15./16.09.2008: Erste offizielle Auslandsreise als Ministerpräsident nach Polen

Gespräch mit dem polnischen Kulturminister Bogdan Zdrojewski

Gespräch mit dem polnischen Kulturminister Bogdan Zdrojewski
(© Matthias Rietschel)

Warschau (dpa/sn) - Sachsens Ministerpräsident Stanislaw Tillich sieht Handlungsbedarf in den deutsch-polnischen Beziehungen.

Die seit zehn Monaten bestehende politische Stabilität in Polen wirke sich positiv auf die bilateralen Kontakte aus, sagte Tillich nach Gesprächen mit Kulturminister Bogdan Zdrojewski und dem Fraktionschef der Regierungspartei Bürgerplattform, Zbigniew Chlebowski, am Dienstag in Warschau. Allerdings fehle in Polen immer noch eine breite gesellschaftliche Basis, die in Deutschland nicht nur einen Nachbarn, sondern auch einen Partner sehe. Deshalb bleibe das deutsch-polnische Verhältnis »fragil«.

Die polnischen Nationalkonservativen unter Jaroslaw Kaczynski hatten in den Jahren von 2005 bis 2007 eine auf Konfrontation mit Berlin ausgerichtete Politik geführt. Nach dem Regierungswechsel im vergangenen Herbst entspannten sich unter dem liberalen Ministerpräsidenten Donald Tusk die Beziehungen zwischen Warschau und Berlin.
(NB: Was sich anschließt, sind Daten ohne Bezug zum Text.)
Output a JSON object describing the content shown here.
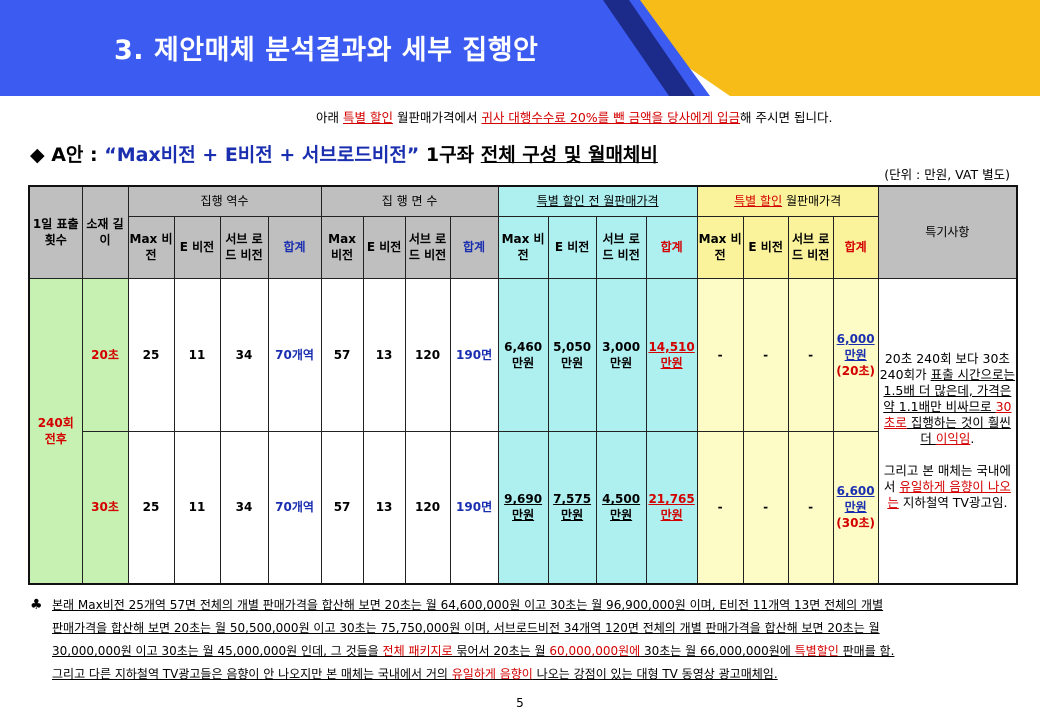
{
  "header": {
    "title": "3. 제안매체 분석결과와 세부 집행안"
  },
  "notice": {
    "p1": "아래 ",
    "p2": "특별 할인",
    "p3": " 월판매가격에서 ",
    "p4": "귀사 대행수수료 20%를 뺀 금액을 당사에게 입금",
    "p5": "해 주시면 됩니다."
  },
  "section": {
    "bullet": "◆ A안 : ",
    "plan": "“Max비전 + E비전 + 서브로드비전”",
    "count": " 1구좌 ",
    "desc": "전체 구성 및 월매체비"
  },
  "unit_note": "(단위 : 만원, VAT 별도)",
  "table": {
    "h_daily": "1일 표출 횟수",
    "h_length": "소재 길이",
    "h_stations": "집행 역수",
    "h_faces": "집 행 면 수",
    "h_before": "특별 할인 전 월판매가격",
    "h_special_a": "특별 할인",
    "h_special_b": " 월판매가격",
    "h_remarks": "특기사항",
    "sub_max": "Max 비전",
    "sub_e": "E 비전",
    "sub_sub": "서브 로드 비전",
    "sub_total": "합계",
    "daily_value": "240회 전후",
    "row20": {
      "length": "20초",
      "st_max": "25",
      "st_e": "11",
      "st_sub": "34",
      "st_total": "70개역",
      "f_max": "57",
      "f_e": "13",
      "f_sub": "120",
      "f_total": "190면",
      "p_max": "6,460 만원",
      "p_e": "5,050 만원",
      "p_sub": "3,000 만원",
      "p_total": "14,510 만원",
      "s_max": "-",
      "s_e": "-",
      "s_sub": "-",
      "s_total_a": "6,000 만원",
      "s_total_b": "(20초)"
    },
    "row30": {
      "length": "30초",
      "st_max": "25",
      "st_e": "11",
      "st_sub": "34",
      "st_total": "70개역",
      "f_max": "57",
      "f_e": "13",
      "f_sub": "120",
      "f_total": "190면",
      "p_max": "9,690 만원",
      "p_e": "7,575 만원",
      "p_sub": "4,500 만원",
      "p_total": "21,765 만원",
      "s_max": "-",
      "s_e": "-",
      "s_sub": "-",
      "s_total_a": "6,600 만원",
      "s_total_b": "(30초)"
    },
    "remarks": {
      "r1": "20초 240회 보다 30초 240회가 ",
      "r2": "표출 시간으로는 1.5배 더 많은데, 가격은 약 1.1배만 비싸므로 ",
      "r3": "30초로",
      "r4": " 집행하는 것이 훨씬 더 ",
      "r5": "이익임",
      "r6": ".",
      "r7": "그리고 본 매체는 국내에서 ",
      "r8": "유일하게 음향이 나오는",
      "r9": " 지하철역 TV광고임."
    }
  },
  "footer": {
    "club": "♣",
    "line1": "본래 Max비전 25개역 57면 전체의 개별 판매가격을 합산해 보면 20초는 월 64,600,000원 이고 30초는 월 96,900,000원 이며, E비전 11개역 13면 전체의 개별",
    "line2": "판매가격을 합산해 보면 20초는 월 50,500,000원 이고 30초는 75,750,000원 이며, 서브로드비전 34개역 120면 전체의 개별 판매가격을 합산해 보면 20초는 월",
    "line3a": "30,000,000원 이고 30초는 월 45,000,000원 인데, 그 것들을 ",
    "line3b": "전체 패키지로",
    "line3c": " 묶어서 20초는 월 ",
    "line3d": "60,000,000원에",
    "line3e": " 30초는 월 66,000,000원에 ",
    "line3f": "특별할인",
    "line3g": " 판매를 함.",
    "line4a": "그리고 다른 지하철역 TV광고들은 음향이 안 나오지만 본 매체는 국내에서 거의 ",
    "line4b": "유일하게 음향이",
    "line4c": " 나오는 강점이 있는 대형 TV 동영상 광고매체임."
  },
  "page_number": "5"
}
Der sächsische Regierungschef äußerte sich bei seinem Antrittsbesuch in Warschau zuversichtlich. »Wir müssen weitermachen«, forderte er ein Engagement beider Seiten. Er selbst will sich vor allem für mehr Polnisch-Unterricht in Sachsen einsetzen. Tillich spricht selbst fließend Polnisch. Sachsen grenzt an die polnische Woiwodschaft Dolnoslaskie (Niederschlesien) mit der Hauptstadt Breslau (Wroclaw).

Tillichs Reise nach Polen hatte am Montag mit Hindernissen begonnen. Wegen technischer Probleme an einem Flugzeug saß er stundenlang in München fest und traf erst am Abend in Warschau ein.

Ein geplanter Vortrag über die deutsch-polnischen Beziehungen und die Rolle der Regionen fiel deshalb aus.